YARINLARIMIZ İÇİN...

Kibirden duvarlarımız olmuş. En küçük hatalarda çıkarıvermişiz silahlarımızı.
Nefsin istekleri topluma ve doğaya zarar verir olmuş.
Oysa bilmiyor muyuz bir depreme, bir yangına, bir virüse, bir kazaya ve bir hastalığa bağlı oluvermiş şu hayat dediğimiz döngü.
Oysa bilmiyor muyuz günahın ve sevabın ayırt edilip ona göre yaşanılacağını.
Duyarsızca yaşayıp evrene zulm etmeyi ne zaman bırakıp girdiğimiz kul haklarından af dileyecektik.
Ne zaman hiç ölmeyecekmiş gibi yaşamayı bırakıp eşitliği ve adaleti sağlayacaktık.
Ne zaman masumun katledilmediği, çocukların tacize uğramadığı, kadınların şiddet görmediği bir hayatı yaşayacaktık.
Ne zaman  öğrenmeyi öğrenecektik.
Şairlerinde dediği gibi ne zaman çocukların ölmediği, aç kalmadığı bir zamanda onlara sadece sevginin varlığından bahsedecektik.

 

Bizden farklı insanların düşüncelerini
sevmeyi - dinlemeyi öğrenmemiz gerekmiyor mu ?
Her düşüncenin her bir sav'ın aslında birer gerçek olduğunu kabullenmemiz gerekir. Çünkü her bir insan da gerçektir.
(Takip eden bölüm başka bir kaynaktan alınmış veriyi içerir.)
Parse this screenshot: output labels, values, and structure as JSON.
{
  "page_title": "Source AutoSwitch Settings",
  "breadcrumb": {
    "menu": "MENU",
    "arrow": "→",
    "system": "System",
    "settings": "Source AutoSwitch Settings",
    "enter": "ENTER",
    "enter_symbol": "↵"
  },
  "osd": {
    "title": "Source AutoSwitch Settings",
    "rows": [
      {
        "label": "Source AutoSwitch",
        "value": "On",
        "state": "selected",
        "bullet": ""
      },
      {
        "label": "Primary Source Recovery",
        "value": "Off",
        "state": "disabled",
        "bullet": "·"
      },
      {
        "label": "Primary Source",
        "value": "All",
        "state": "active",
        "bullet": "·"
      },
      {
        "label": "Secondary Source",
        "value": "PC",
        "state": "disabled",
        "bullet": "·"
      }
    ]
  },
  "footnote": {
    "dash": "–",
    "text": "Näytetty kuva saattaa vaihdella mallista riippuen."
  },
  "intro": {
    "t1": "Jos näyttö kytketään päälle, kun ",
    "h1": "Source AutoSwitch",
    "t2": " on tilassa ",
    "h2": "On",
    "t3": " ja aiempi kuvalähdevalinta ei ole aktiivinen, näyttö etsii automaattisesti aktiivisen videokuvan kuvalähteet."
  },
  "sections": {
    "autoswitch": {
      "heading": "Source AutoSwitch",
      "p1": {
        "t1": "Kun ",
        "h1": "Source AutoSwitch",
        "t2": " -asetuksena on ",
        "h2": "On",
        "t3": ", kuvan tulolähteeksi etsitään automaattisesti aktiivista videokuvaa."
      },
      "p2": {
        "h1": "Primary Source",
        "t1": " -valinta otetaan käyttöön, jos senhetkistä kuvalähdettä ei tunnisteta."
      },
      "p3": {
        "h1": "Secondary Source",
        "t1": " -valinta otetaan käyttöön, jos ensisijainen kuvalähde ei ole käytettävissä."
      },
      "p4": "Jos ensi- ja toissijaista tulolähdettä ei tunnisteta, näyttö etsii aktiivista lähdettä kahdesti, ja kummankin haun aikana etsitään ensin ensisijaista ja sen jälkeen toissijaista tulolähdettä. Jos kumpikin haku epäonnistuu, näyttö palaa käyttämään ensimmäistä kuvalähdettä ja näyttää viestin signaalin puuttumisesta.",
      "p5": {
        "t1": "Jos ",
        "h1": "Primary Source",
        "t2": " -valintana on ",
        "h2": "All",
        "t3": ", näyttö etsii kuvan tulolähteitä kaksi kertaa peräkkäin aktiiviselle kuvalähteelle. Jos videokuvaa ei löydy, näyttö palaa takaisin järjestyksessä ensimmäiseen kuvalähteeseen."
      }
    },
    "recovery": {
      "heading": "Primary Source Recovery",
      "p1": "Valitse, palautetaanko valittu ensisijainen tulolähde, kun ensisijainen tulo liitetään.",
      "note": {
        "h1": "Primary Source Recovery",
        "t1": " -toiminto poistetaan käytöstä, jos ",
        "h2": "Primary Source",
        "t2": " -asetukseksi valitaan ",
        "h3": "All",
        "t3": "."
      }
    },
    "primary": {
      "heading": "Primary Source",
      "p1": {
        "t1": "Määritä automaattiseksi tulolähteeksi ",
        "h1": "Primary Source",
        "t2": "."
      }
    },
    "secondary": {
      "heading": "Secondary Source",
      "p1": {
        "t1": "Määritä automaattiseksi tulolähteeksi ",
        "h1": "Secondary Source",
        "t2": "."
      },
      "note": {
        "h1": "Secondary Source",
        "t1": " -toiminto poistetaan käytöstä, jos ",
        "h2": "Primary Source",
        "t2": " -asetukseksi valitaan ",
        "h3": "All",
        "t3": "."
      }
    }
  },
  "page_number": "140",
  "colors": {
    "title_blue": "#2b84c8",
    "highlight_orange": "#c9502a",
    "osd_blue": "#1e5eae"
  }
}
Fakat bu demek değildir ki söylenen her düşünceyi de kabul edip ona göre davranıcaz bize düşen sadece başka fikirlere - düşüncelere açık olmak.
Yarınlarımız çocuklara, şimdiki gençlere emanet değil mi?
Bırakalım da ifadesi boş çocuklar yerine gözlerinde umut ışığı olan çocuklar yetişsin.
Bırakalım da hayatın gerçekleriyle büyüyen bir nesil yetişsin. Yarınların güzellik ve iyilikle en çokta sağlıkla geçmesi dileğiyle.